What are we supposed to use instead of codeine? Well, the seemingly contradictory answer that you may or may not have heard is (wait for it...) that we should instead use morphine to provide moderate pain relief to children. That's not as crazy at it first sounds but it does require some explanation. The explanation begins with a bit of pharmacology. Then by adding a bit of physiology it all starts to make sense.
First the pharmacology: Codeine is not itself the thing that produces the opiate effect. Codeine is metabolised to various things, the most important of which is morphine. Essentially, when you prescribe codeine, you are prescribing morphine via the metabolism of the liver.
Secondly the physiology. The codeine-morphine metabolism that occurs in the liver varies in speed and completeness from person to person. It is estimated that about 2% of the population are fast metabolisers.
The end result is that when someone takes codeine, there is a variable conversion to morphine. The morphine which results and has a clinical effect is produced in amounts and over a time frame that varies from person to person. While slightly less information exists about Dihydrocodeine, it is similar enough to codeine to make all of the above applicable.
Is this possibility of harm all just speculation? There is some weak evidence that codeine may be to blame for some child deaths, mainly in use as an analgesia following tonsillectomy. (3) It was these cases which prompted the ban on the use of codeine under the age of 12 in the UK. Although there are plenty of reasons why the deaths reported here are not generalisable to all children requiring strong analgesia, a recurring theme is that children who died often had the fast metabolism gene.

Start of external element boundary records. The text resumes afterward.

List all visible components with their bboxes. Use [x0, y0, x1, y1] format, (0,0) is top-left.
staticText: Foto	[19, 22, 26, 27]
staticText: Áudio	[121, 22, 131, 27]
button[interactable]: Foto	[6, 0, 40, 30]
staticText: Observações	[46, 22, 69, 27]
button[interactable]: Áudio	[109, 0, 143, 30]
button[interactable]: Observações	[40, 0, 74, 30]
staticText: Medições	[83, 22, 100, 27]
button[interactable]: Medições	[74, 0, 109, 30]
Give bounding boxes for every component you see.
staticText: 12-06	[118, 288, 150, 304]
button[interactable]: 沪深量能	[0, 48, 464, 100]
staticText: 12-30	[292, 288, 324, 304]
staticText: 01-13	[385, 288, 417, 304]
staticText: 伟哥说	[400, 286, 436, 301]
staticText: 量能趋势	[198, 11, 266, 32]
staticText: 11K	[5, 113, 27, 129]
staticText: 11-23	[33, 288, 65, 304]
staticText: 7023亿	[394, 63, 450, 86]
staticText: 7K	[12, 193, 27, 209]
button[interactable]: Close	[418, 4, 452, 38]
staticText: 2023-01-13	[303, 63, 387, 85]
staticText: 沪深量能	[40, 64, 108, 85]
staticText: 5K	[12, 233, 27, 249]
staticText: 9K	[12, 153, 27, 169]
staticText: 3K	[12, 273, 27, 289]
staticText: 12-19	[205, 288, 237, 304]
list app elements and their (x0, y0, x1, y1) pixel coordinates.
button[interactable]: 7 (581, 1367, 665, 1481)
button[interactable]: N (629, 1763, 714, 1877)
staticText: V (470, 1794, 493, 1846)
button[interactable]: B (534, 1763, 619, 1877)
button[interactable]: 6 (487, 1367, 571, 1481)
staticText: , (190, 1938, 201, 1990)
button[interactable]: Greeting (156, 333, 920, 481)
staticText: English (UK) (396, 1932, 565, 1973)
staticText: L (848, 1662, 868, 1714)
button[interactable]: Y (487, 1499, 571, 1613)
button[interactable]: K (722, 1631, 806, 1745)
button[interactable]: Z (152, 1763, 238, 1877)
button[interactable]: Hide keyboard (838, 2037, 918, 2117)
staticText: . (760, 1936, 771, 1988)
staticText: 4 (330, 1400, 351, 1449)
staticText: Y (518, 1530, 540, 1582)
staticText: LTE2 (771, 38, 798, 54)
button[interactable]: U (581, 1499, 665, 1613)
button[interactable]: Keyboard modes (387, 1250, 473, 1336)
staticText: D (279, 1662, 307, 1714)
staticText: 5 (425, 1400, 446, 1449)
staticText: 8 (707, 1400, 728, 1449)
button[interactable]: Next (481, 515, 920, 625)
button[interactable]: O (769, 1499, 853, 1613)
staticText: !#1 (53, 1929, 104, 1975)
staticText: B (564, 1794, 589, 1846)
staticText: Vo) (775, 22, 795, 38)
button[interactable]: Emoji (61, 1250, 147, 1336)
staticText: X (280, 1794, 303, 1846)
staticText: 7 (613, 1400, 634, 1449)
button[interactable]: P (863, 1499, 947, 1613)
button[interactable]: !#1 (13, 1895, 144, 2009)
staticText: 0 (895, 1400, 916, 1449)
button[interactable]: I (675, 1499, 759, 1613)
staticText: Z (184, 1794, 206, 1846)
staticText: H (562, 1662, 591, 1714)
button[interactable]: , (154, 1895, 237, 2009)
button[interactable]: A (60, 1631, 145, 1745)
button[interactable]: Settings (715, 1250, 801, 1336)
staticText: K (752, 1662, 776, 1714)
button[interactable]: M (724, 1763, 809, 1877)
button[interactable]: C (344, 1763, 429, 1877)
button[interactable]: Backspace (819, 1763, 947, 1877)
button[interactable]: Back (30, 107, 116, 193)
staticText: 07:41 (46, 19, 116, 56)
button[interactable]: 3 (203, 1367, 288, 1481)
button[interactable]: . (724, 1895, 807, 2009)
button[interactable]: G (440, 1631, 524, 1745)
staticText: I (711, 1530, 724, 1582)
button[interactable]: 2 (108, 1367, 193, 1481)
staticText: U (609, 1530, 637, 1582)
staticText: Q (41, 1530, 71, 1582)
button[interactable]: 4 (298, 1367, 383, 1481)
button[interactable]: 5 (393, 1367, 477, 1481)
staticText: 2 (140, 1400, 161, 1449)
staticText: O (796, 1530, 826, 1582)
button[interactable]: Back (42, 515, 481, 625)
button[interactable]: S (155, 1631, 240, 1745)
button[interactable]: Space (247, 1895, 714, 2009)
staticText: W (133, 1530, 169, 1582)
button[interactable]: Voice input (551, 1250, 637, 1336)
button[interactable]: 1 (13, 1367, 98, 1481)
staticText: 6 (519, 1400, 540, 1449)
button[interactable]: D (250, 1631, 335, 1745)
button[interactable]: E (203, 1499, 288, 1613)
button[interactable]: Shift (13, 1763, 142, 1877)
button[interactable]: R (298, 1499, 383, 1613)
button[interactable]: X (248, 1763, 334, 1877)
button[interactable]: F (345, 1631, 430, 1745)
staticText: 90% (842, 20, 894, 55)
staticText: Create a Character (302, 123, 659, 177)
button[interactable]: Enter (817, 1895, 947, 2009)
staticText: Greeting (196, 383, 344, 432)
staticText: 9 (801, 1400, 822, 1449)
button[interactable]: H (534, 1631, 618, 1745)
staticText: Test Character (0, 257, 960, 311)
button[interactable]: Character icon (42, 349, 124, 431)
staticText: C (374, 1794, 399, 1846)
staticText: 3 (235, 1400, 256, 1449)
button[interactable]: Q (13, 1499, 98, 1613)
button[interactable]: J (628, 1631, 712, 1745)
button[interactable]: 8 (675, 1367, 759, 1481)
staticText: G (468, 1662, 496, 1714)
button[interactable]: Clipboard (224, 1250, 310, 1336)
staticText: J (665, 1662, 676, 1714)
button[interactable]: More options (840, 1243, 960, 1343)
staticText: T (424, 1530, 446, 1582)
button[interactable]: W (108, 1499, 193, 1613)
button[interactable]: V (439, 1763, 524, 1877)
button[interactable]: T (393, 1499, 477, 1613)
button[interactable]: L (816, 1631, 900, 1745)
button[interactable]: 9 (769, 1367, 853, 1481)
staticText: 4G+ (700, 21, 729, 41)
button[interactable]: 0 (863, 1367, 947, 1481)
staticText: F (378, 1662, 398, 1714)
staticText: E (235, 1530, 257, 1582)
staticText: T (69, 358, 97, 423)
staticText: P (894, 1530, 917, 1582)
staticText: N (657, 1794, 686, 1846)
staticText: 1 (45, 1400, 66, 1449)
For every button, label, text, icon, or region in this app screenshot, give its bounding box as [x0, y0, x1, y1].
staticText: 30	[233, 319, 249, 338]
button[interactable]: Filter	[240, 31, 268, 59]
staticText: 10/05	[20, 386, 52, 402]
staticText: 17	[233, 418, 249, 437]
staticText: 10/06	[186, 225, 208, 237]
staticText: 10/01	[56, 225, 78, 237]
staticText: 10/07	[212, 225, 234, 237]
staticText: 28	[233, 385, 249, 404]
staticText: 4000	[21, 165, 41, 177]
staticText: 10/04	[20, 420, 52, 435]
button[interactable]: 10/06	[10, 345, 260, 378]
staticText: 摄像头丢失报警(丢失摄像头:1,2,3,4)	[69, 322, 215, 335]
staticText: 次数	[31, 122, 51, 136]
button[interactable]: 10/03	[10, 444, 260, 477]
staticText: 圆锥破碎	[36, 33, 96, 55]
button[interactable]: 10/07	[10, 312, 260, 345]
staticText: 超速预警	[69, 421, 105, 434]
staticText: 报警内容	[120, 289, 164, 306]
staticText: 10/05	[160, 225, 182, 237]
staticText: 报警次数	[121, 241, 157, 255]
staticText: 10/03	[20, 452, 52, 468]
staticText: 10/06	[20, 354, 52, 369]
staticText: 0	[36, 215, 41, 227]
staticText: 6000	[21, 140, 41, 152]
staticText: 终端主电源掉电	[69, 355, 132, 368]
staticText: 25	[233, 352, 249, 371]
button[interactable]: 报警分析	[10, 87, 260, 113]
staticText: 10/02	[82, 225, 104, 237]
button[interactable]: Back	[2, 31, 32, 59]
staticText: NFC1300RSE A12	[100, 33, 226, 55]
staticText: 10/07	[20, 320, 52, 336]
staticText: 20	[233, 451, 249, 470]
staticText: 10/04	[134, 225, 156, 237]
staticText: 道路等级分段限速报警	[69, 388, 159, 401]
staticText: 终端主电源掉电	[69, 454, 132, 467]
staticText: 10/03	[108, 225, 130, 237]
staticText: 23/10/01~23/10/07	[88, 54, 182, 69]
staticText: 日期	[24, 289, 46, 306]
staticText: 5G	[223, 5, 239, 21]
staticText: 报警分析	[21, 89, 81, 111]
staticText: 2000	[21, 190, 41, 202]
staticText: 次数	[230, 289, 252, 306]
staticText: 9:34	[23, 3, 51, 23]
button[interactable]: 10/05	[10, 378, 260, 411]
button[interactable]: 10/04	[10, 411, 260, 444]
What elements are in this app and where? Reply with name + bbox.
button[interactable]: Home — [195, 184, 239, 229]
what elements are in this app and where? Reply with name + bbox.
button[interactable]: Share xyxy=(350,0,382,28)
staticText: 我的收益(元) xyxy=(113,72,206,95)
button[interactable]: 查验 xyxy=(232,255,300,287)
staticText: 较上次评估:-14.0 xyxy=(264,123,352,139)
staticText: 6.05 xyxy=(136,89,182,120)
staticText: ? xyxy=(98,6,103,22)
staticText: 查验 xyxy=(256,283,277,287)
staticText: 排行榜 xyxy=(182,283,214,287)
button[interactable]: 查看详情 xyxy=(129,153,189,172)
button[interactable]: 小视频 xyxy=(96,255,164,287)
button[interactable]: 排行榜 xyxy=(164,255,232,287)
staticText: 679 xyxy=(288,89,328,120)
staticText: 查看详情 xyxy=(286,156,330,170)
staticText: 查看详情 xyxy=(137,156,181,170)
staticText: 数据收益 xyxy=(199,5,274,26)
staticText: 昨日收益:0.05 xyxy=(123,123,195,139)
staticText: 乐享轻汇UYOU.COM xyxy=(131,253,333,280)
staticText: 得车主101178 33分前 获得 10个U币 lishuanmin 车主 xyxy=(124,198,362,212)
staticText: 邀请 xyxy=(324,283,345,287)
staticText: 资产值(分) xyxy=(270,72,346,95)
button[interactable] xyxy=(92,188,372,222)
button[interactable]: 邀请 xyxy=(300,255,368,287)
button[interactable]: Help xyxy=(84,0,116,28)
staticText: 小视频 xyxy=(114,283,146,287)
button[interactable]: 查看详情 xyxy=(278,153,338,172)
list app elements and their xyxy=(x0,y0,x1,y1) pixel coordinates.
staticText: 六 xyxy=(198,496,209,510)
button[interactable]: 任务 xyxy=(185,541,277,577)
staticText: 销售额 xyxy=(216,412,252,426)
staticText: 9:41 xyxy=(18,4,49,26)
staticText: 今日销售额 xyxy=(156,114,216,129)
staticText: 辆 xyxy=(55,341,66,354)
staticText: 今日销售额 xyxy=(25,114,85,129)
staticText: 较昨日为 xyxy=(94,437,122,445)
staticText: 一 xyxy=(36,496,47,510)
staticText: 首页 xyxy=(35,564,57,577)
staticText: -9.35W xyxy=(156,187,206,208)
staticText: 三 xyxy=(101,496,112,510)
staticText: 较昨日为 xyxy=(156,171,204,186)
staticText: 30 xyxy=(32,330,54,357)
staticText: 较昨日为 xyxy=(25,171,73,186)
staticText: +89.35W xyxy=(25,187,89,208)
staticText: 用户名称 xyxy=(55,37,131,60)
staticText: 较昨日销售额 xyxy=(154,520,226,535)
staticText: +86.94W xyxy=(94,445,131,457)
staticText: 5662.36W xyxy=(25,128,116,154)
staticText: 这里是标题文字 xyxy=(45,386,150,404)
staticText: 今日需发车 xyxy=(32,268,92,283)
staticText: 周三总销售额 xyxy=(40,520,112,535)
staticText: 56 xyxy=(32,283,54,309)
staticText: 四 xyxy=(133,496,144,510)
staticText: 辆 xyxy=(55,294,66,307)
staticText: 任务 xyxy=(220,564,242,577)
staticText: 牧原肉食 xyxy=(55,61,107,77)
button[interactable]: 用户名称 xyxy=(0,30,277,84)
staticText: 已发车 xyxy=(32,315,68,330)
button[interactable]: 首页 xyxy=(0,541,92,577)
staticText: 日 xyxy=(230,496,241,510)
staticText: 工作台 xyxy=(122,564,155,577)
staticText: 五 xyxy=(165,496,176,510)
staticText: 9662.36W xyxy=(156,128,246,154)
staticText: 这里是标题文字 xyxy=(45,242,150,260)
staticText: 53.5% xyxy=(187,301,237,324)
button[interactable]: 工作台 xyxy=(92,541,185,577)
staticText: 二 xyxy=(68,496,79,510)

Despite concerns and rulings, codeine is still used frequently in children. (4) Now it seems that young people are choosing it themselves more and more. (2)
The good news is that opiates are rarely needed in children outside of a hospital setting. If strong analgesia is required on a temporary basis, oral morphine is often prescribed where codeine would have once been given. This paradoxical move has come about through better understanding of how opiods work and the effect they can have in children and certain patient groups.
We need to be wary of opiates and opiods in children. These drugs definitely have an important place and we shouldn't hesitate to use them appropriately when acute analgesia is needed. A good first choice option for oral strong analgesia is oral morphine, while for a more rapid onset, intranasal diamorphine works very well.
It seems that in the past we were lulled into thinking that codeine in particular was a soft and safe option. The evidence of recent years has told us that in terms of prescription use and abuse, this is not the safe drug that it was thought to be.
Edward Snelson
@sailordoctor
- April 2015 Monthly Newsletter, Medicines and Healthcare products Regulatory Agency
- Sharon Levy, Youth and the Opioid Epidemic, Pediatrics Jan 2019, e20182752; DOI: 10.1542/peds.2018-2752
- Kelly, Lauren et al, More Codeine Fatalities After Tonsillectomy in North American Children, Pediatrics May 2012, 129 (5) e1343-e1347; DOI: 10.1542/peds.2011-2538
- Chua KP, Shrime MG, Conti RM. Effect of FDA investigation on opioid prescribing to children after tonsillectomy/adenoidectomy. Pediatrics. 2017;140(6):e20171765.